Total Museum of Contemporary Art
- Established: 1976
- Location: 465-16 Pyeongchang-dong, Jongno-gu, 110-848 Seoul, South Korea
- Coordinates: 37°36′43″N 126°58′33″E﻿ / ﻿37.6120°N 126.9757°E
- Type: Art museum
- Public transit access: Seoul Metropolitan Subway Gyeongbokgung Station, exit 3 or Gireum Station, exit 3
- Website: www.totalmuseum.org

Korean name
- Hangul: 토탈 미술관
- Hanja: 토탈 美術館
- RR: Total misulgwan
- MR: T'ot'al misulgwan

= Total Museum of Contemporary Art =

The Total Museum of Contemporary Art (TMCA; ) is a non-profit museum in the Pyeongchang-dong district of Seoul, South Korea. The museum, previously named the Total Outdoor Museum, was the first private art institute in South Korea.

== History ==
The museum began in 1976 as an open-air gallery named the Total Outdoor Museum. A year before the 1988 Summer Olympics in Seoul, the TCMA was approved as the first private museum in South Korea.
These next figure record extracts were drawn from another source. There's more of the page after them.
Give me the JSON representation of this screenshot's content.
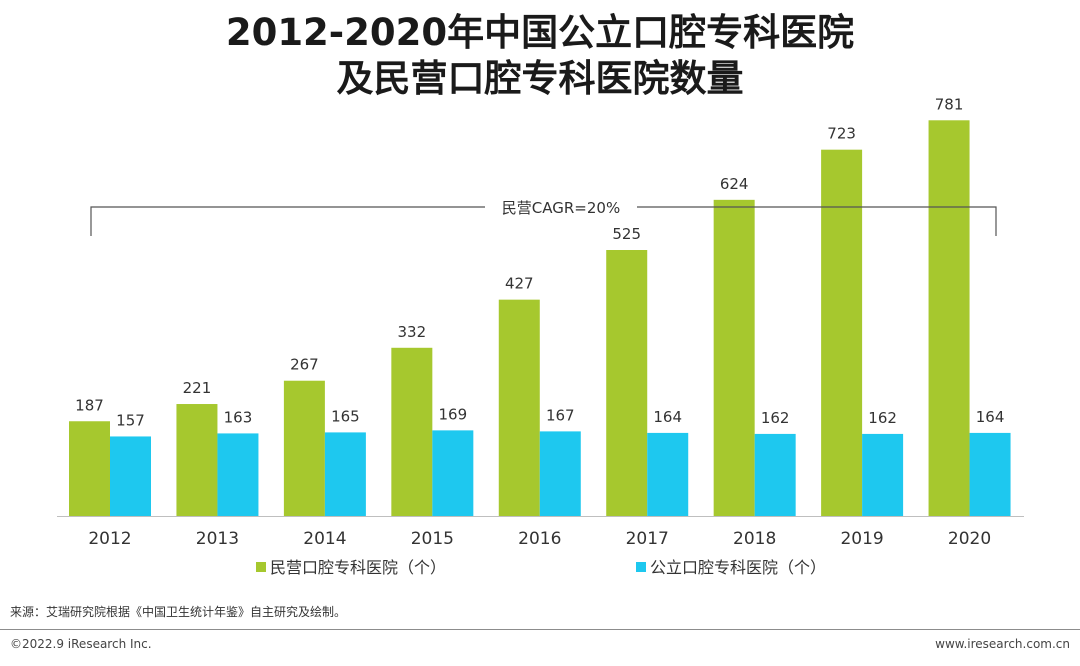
{
  "header": {
    "title_line1": "2012-2020年中国公立口腔专科医院",
    "title_line2": "及民营口腔专科医院数量"
  },
  "chart_data": {
    "type": "bar",
    "title": "2012-2020年中国公立口腔专科医院及民营口腔专科医院数量",
    "categories": [
      "2012",
      "2013",
      "2014",
      "2015",
      "2016",
      "2017",
      "2018",
      "2019",
      "2020"
    ],
    "series": [
      {
        "name": "民营口腔专科医院（个）",
        "color": "#a6c82e",
        "values": [
          187,
          221,
          267,
          332,
          427,
          525,
          624,
          723,
          781
        ]
      },
      {
        "name": "公立口腔专科医院（个）",
        "color": "#1ec8ef",
        "values": [
          157,
          163,
          165,
          169,
          167,
          164,
          162,
          162,
          164
        ]
      }
    ],
    "ylim": [
      0,
      900
    ],
    "annotation": "民营CAGR=20%",
    "legend_position": "bottom",
    "grid": false
  },
  "footer": {
    "source": "来源：艾瑞研究院根据《中国卫生统计年鉴》自主研究及绘制。",
    "copyright": "©2022.9 iResearch Inc.",
    "website": "www.iresearch.com.cn"
  }
}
Architect Shin Gyu Moon designed the main exhibition hall. In 1993 the museum was awarded the Architecture of the Year Award by the Korean Institute of Architects.

== Exhibition hall ==
The main building has 3 floors including space for several exhibitions, a curator lab, conference rooms, a vault, a library, a cafe, and an outdoor space for performances. The museum's focus is on regional contemporary art but also allows for cultural events including concerts, lectures, and seminars.

== Education ==
An education program was created in 1993 for teaching the public about art. One-year programs in art, music, architecture, film, and literature are offered at the museum.

The "Dream Up Children!" program was created to teach children to communicate creatively through art.

"The Room" is a program that was designed as a learning tool for beginner curators. The curators are given the freedom to create their own exhibition within the museum's space.